How many locals end up at Pastelaria Arrese is unclear, but it’s certainly a tourist hub and nowhere is more reliable for a ‘greatest hits’ of Basque pastry, cake and confectionery making than the flagship store, which dates right back to 1852. On an August weekday, at late morning, when so many locals are out of the office and out of town, the rush around the Gran Via becomes more of a constant hum and the pace inside Pastelaria Arrese is as calmly constant as everything gliding past its windows. Yet, the windows are a scene of near decimated stocks; inside fresh products aren’t unloaded from cooling trays, but served directly from them. There’s no time for redressing the exterior, a sure sign that trade is quietly brisk, or that the early mornings are a scene from Apocalypse Now as Bilbaoans lose their cool over the warm Pastel de arroz.
The staff, apparently mainly women with gentle, autumnal authority seem equipped to deal with trade however it comes, welcoming customers before they can draw breath, rushing instantly to put products in bags before customer’s poor Spanish pronunciation has left their lips and spiriting them to the cash desk the moment it becomes clear it’s time to bring pleasantries to a close. It’s a sophisticated efficiency, which perhaps only experience can offer.
Between the windows and the deceptively small interior, the choice presents a headache for baking enthusiasts wanting a taste of the classics. The Pastel de arroz, a city-wide confection, stares back at you, next to the Pastel de Vasco, or Gateau Basque, while the Carolina sits not far away to tempt you. There are biscuits everywhere, too. Other regions are well represented too, with the almond-rich Pastel de Santiago difficult to leave behind. Yet, with heavy heart, but one less likely to give up due to butter overload, the Pastel de arroz and Pastel de Vasco were the only two spirited away to be eaten, without any hint of Parisian glamour, on a bench on the Gran Via.

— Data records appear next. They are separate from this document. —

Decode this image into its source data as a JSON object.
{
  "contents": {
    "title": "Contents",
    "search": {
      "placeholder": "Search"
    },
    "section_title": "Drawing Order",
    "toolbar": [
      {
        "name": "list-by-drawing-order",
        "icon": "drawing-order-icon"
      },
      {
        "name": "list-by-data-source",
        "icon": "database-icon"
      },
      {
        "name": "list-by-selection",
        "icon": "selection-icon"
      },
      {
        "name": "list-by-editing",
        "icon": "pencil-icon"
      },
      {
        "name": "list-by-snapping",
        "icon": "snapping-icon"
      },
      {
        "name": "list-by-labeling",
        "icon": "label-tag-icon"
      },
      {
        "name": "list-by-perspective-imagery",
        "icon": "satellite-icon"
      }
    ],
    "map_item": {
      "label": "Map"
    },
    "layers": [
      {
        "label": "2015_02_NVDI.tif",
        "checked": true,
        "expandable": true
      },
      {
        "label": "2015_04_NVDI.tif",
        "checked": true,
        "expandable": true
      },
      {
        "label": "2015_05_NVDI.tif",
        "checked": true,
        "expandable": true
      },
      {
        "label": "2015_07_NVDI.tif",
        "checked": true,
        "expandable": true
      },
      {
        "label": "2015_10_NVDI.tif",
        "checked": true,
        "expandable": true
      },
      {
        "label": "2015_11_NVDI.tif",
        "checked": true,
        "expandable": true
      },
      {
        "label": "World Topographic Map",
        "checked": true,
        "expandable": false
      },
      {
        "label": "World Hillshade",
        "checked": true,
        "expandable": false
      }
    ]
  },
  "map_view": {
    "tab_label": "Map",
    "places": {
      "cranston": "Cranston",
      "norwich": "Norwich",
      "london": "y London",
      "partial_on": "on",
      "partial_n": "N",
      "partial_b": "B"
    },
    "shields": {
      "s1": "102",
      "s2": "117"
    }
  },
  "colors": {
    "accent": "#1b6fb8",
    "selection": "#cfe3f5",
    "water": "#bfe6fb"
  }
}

Pastelaria Arrese is famous for good reason.
Offered widely for breakfast, and in widely varying weights, the Pastel de arroz at Arrese has surprising similarity to the Portuguese Pasteis de Nata, at least in the pastry and caramelised top stakes, with other bakeries and cafes appearing to offer less delicacy with a shortcrust lining and all-over-brown bake. Its solid stuff, filling the flaky vessel with a sweet, vanilla rice pudding baked to a pleasingly soft consistency. You’d not need many of them to fuel a morning at work, or touring the city on foot, yet putting the Pastel de Vasco on top of it was mandatory and no great hardship.
Gateau Basque is what you’d expect a flagship bake from a functional port city (not even nearly usurped by the odd Baldosa de Bilbao) to be, a gently leavened pastry, egg-washed to a presentable sheen, hiding a crème pâtissière inside – an all-in-one dessert for dockers and sailors. Almost every country in Europe has some variation on the theme, yet this northern Spanish version has a simplicity that speaks volumes of its surroundings, a solidly pleasing pie for a self-assured city that is proudly more pigeon than peacock.
Pastelaria Arrese is famous for good reason. There are more branches throughout the city, occasionally more focused on ice cream and good espresso than cakes, or take home tins of Basque biscuits for stashing in suitcases, but the soul of Bilbao’s baking is found on the quaint Gran Via.